# Baby shower tomorrow....



## DueSeptember

*My Best Friend of 26 years is Having her Baby shower tomorrow and I do not know how I am going to act...I am very Happy but I know my Emotions will take over and I Hope I dont cry  But I already know it will Happen...I guess I will have to suck it up and go in tomorrow *


----------



## lch28

i am so sorry hun that must be really hard for you i cant even imagine . you are in my thoughts


----------



## DueSeptember

lch28 said:


> i am so sorry hun that must be really hard for you i cant even imagine . you are in my thoughts

*Thank you*


----------



## Andypanda6570

:hugs::hugs::hugs::hugs::hugs::hugs::hugs: It is going to be hard I know, but you will get through this, have faith.. I think you are strong and brave and a good friend to go to this baby shower and try to keep things together, not many people would do this. Just know I am thinking of you and praying you will be ok.
XOXOOXOXO :hugs::hugs::hugs::hugs::hugs::hugs::hugs::hugs::hugs::hugs:


----------



## mhazzab

Hiya...I think you are a wonderful friend for even considering going. I still find it difficult to get involved in other peoples excitement about babies, I kind of need to have some control over it if that makes sense? Sometimes I can take part in the excitement, others I am just so sad for my own loss or scared for my rainbow. If she's a good friend she will completely understand if you need to make yourself scarce at any point. 
Don't push yourself just do what you can without upsetting yourself. Let us know how you get on? X


----------



## DueSeptember

*I actually did good lol...no one brought up Maya and I think because she is having a Boy it didnt Hurt so bad to see Blue instead of cute little pink stuff everywhere...I think if she was having a girl I wouldnt have went...My Man had to keep checking on me he kept texting are you ok? He is so sweet  Well I got through it...I am excited on TTC in September *


----------



## mhazzab

Wow well done you! Like you I also find dealing with / hearing about baby boys much easier.
I'm glad your OH was checking in on you what a sweetie, I bet that helped too.
I'm excited for you to TTC again too I bet Maya will love a little brother or sister. Xx


----------



## lch28

good for you hun. same for me, hearing about baby boys is much easier.


----------



## Pinkorblue11

DueSeptember said:


> My Man had to keep checking on me he kept texting are you ok? He is so sweet :)
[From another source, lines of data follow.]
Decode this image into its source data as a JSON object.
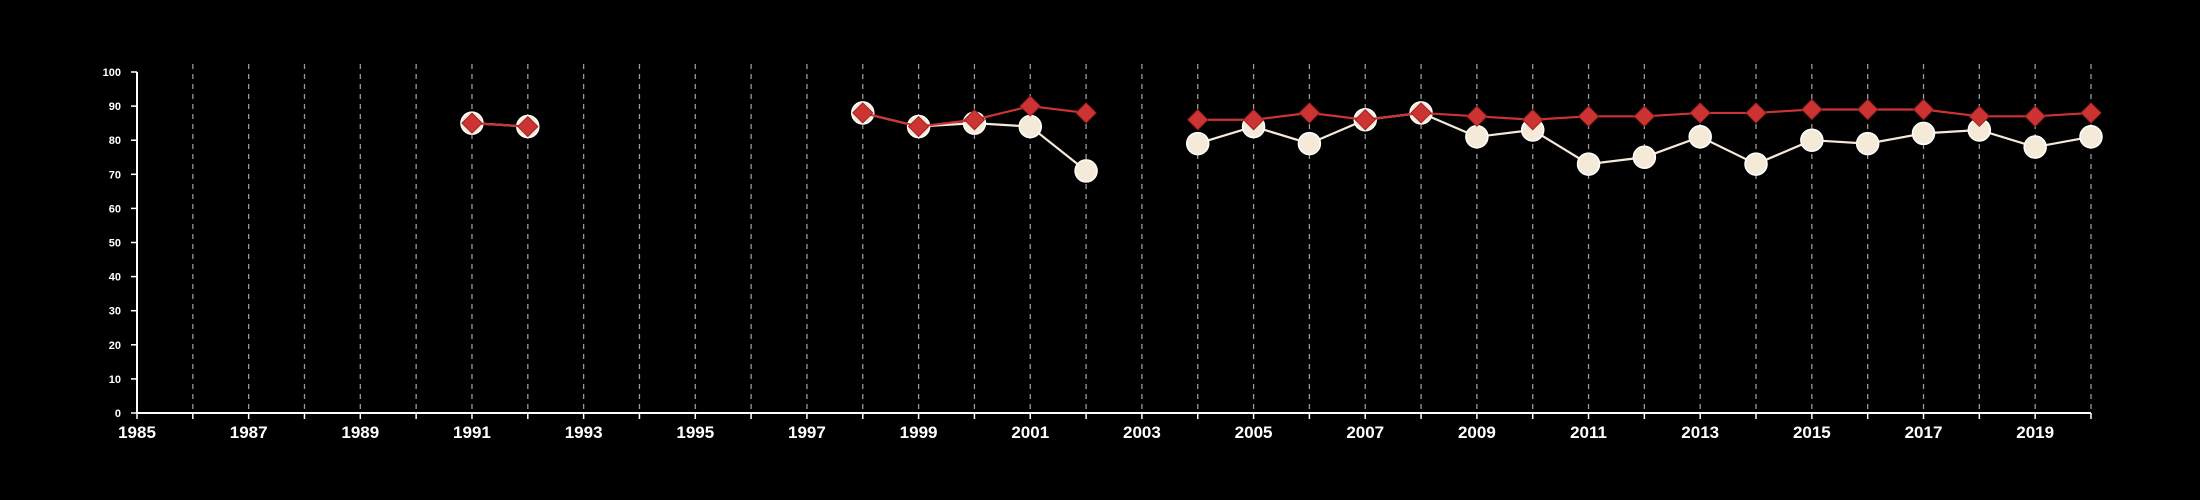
{
  "chart_data": {
    "type": "line",
    "title": "",
    "xlabel": "",
    "ylabel": "",
    "xlim": [
      1985,
      2020
    ],
    "ylim": [
      0,
      100
    ],
    "x_ticks": [
      "1985",
      "1987",
      "1989",
      "1991",
      "1993",
      "1995",
      "1997",
      "1999",
      "2001",
      "2003",
      "2005",
      "2007",
      "2009",
      "2011",
      "2013",
      "2015",
      "2017",
      "2019"
    ],
    "y_ticks": [
      "0",
      "10",
      "20",
      "30",
      "40",
      "50",
      "60",
      "70",
      "80",
      "90",
      "100"
    ],
    "vertical_grid": "dashed, one per year",
    "legend": "none",
    "series": [
      {
        "marker": "diamond",
        "color": "#cc3333",
        "points": [
          {
            "x": 1991,
            "y": 85
          },
          {
            "x": 1992,
            "y": 84
          },
          {
            "x": 1998,
            "y": 88
          },
          {
            "x": 1999,
            "y": 84
          },
          {
            "x": 2000,
            "y": 86
          },
          {
            "x": 2001,
            "y": 90
          },
          {
            "x": 2002,
            "y": 88
          },
          {
            "x": 2004,
            "y": 86
          },
          {
            "x": 2005,
            "y": 86
          },
          {
            "x": 2006,
            "y": 88
          },
          {
            "x": 2007,
            "y": 86
          },
          {
            "x": 2008,
            "y": 88
          },
          {
            "x": 2009,
            "y": 87
          },
          {
            "x": 2010,
            "y": 86
          },
          {
            "x": 2011,
            "y": 87
          },
          {
            "x": 2012,
            "y": 87
          },
          {
            "x": 2013,
            "y": 88
          },
          {
            "x": 2014,
            "y": 88
          },
          {
            "x": 2015,
            "y": 89
          },
          {
            "x": 2016,
            "y": 89
          },
          {
            "x": 2017,
            "y": 89
          },
          {
            "x": 2018,
            "y": 87
          },
          {
            "x": 2019,
            "y": 87
          },
          {
            "x": 2020,
            "y": 88
          }
        ]
      },
      {
        "marker": "circle",
        "color": "#f5ead8",
        "points": [
          {
            "x": 1991,
            "y": 85
          },
          {
            "x": 1992,
            "y": 84
          },
          {
            "x": 1998,
            "y": 88
          },
          {
            "x": 1999,
            "y": 84
          },
          {
            "x": 2000,
            "y": 85
          },
          {
            "x": 2001,
            "y": 84
          },
          {
            "x": 2002,
            "y": 71
          },
          {
            "x": 2004,
            "y": 79
          },
          {
            "x": 2005,
            "y": 84
          },
          {
            "x": 2006,
            "y": 79
          },
          {
            "x": 2007,
            "y": 86
          },
          {
            "x": 2008,
            "y": 88
          },
          {
            "x": 2009,
            "y": 81
          },
          {
            "x": 2010,
            "y": 83
          },
          {
            "x": 2011,
            "y": 73
          },
          {
            "x": 2012,
            "y": 75
          },
          {
            "x": 2013,
            "y": 81
          },
          {
            "x": 2014,
            "y": 73
          },
          {
            "x": 2015,
            "y": 80
          },
          {
            "x": 2016,
            "y": 79
          },
          {
            "x": 2017,
            "y": 82
          },
          {
            "x": 2018,
            "y": 83
          },
          {
            "x": 2019,
            "y": 78
          },
          {
            "x": 2020,
            "y": 81
          }
        ]
      }
    ]
  }
}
:thumbup: That is great! Glad you got through the baby shower and good luck to you guys in September. That's when DH and I hope to start TTC again too. :flower:


----------



## DueSeptember

Pinkorblue11 said:


> DueSeptember said:
> 
> 
> My Man had to keep checking on me he kept texting are you ok? He is so sweet :)
> 
> :thumbup: That is great! Glad you got through the baby shower and good luck to you guys in September. That's when DH and I hope to start TTC again too. :flower:Click to expand...

*Awwww we can be Bumb Buddys *


----------



## DueSeptember

lch28 said:


> good for you hun. same for me, hearing about baby boys is much easier.

*I think if she had a girl I dont think I could have went seeing all the cute girl stuff everywhere...*


----------



## angel jayvian

I know what you saying I went to a babyshower recently and I didn't know how I was going to react but I did good I think it was.because she is having a girl .I still can't see little boys, with girls I do fine.


----------



## DueSeptember

angel jayvian said:


> I know what you saying I went to a babyshower recently and I didn't know how I was going to react but I did good I think it was.because she is having a girl .I still can't see little boys, with girls I do fine.

*It is weird but I am fine with baby boys but not baby girls  are you going to ttc again? *


----------